The chute is stretched out on the floor, its lines untangled and straightened, and the canopy is folded, flag-style, then compressed under the weight of the packer and stuffed into the sturdy nylon bag it came in — and will hopefully come out of — next time.
"You can be sloppy — it's just so it fits in the bag. As long as it's straight," says Behrens.
But reserve — also known as backup or emergency parachutes — are always packed by certified riggers, Frost says. No explanation needed on that one.
Besides the long, narrow front room, where sky divers gather before jumps — and afterward to repack their chutes and hang out — there is a classroom for those training for their first jumps, and a room where sport jumpers get to watch the videos of their jumps and some workshops.
And there's the hangar part of the building, where the center's old bare metal Cessna 182 jump planes get serviced.
Some exotic parachutes
But it's in the workshops where some of the center's most interesting work happens.
Frost holds some special licenses that allow him to manufacture special parachutes. Some of it he can't talk about.

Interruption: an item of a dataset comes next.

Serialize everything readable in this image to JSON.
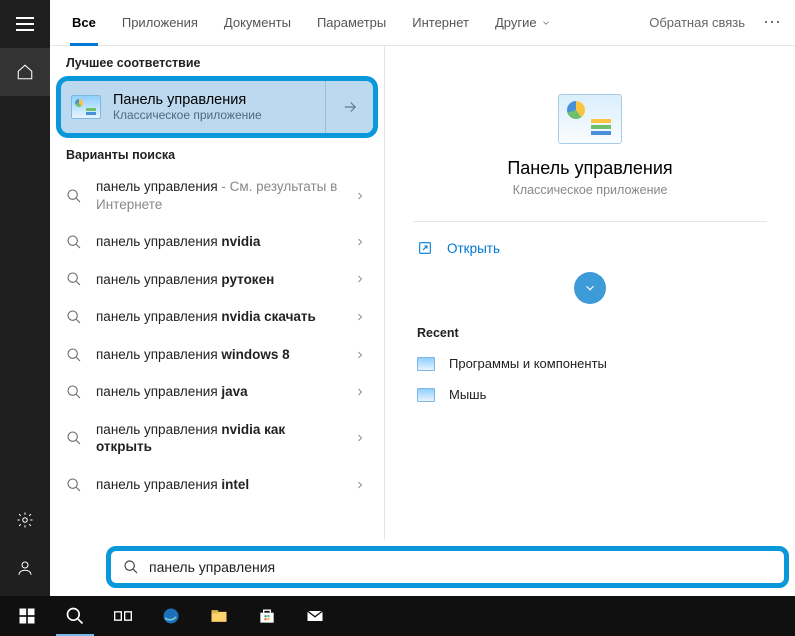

But among the interesting chutes they've built are those for recovering unmanned aerial vehicles, UAVs, the aircraft seeing action in Afghanistan and Iraq.
They've also built chutes for extraction systems used during test flights of new planes, chutes for munitions delivery systems and rocket recovery, drogue chutes to decelerate airplanes and dragsters, and even sea anchors — parachute-like devices that keep a ship from drifting in deep water.
Parachute testing a specialty
They not only build special parachutes, but they test parachutes for large-scale manufacturers.
They can also make special harnesses that Frost says will withstand the kinds of forces experienced upon ejection from jet aircraft.
"We're pretty much willing to take on anything that's interesting," says Frost.
"Rather than be a (large) manufacturer, we prefer to be a design and prototype" company.
None of this comes easy, says Frost. Like the rest of the aviation industry, accountability is crucial. Nobody wants to get blamed for not doing everything imaginable to avoid deaths.
Not surprisingly, then, the FAA doesn't let just anybody build or repair parachutes.
Frost says one of the hottest areas in the business is unmanned parachutes that steer loads of munitions to the exact location of ground troops by using Global Positioning Systems and radio. Frost says they did some testing on those systems.
The idea is to get the equipment or weapons directly to the troops who need them, without making them come to the load, and without endangering the crews that drop the package.